Over the coming months we will be taking a look at these books and the republics. The books will be slightly edited for length and repetition in some cases and the photographs and illustrations will be dispersed more evenly throughout the text.
In our two most recent posts in the series we looked at the Armenian and Azerbaijan SSRs in 1987. Written by journalist Mikhail Shimansky, this booklet looks at the Byelorussian SSR in 1986.
This installment begins with an overview of Byelorussian history and geography and then details the remarkable development and growth of the republic in the wake of the terrible devastation of the war and the Nazi occupation.
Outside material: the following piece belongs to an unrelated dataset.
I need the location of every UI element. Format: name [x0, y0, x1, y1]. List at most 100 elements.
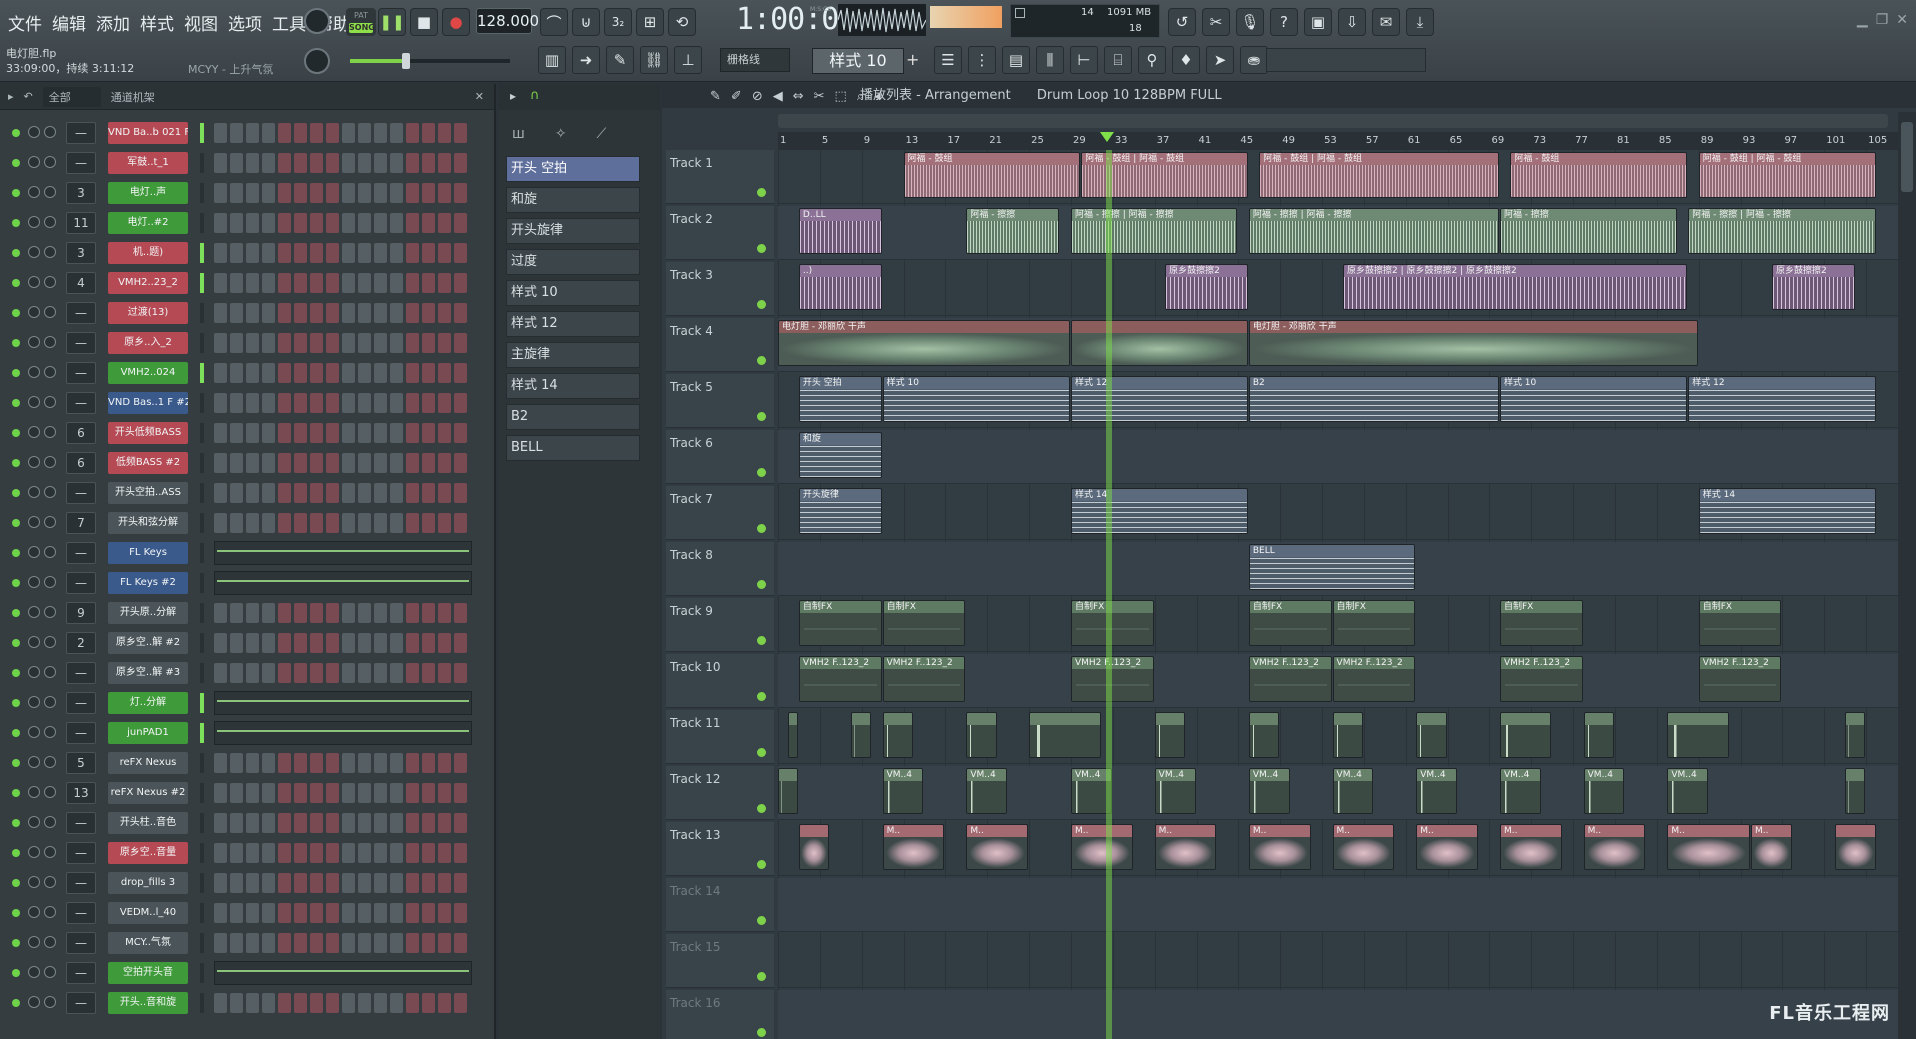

The people of Byelorussia endured unimaginable brutality and fascist depravity. Here one of the most infamous massacres, the slaughter of the inhabitants of the village of Khatyn, is looked at as well the monuments raised in its memory. One of the greatest accomplishments of Soviet socialism was the rapid rebuilding of cities, factories and the economy in the wake of what the Soviets called the Great Patriotic War. This recovery has few parallels in history given the scope of the destruction and the loss of so many citizens. The Byelorussian SSR saw nearly one-third of its population killed -- over 2,200,000 people. As is noted "Byelorussia's human losses were more than double the USSR's average and greater than in any of the 61 countries which fought in the Second World War."
Among other things profiled is the gigantic Minsk Tractor Factory that we looked at before in our post: The Minsk Tractor Plant USSR 1970s - Technology, International Ties and Lives of the Workers
Also notable is the look at the Berezina Biosphere Reserve as well as at the traditional folk art of the rushnik and the photo of the Yalinka puppet theatre.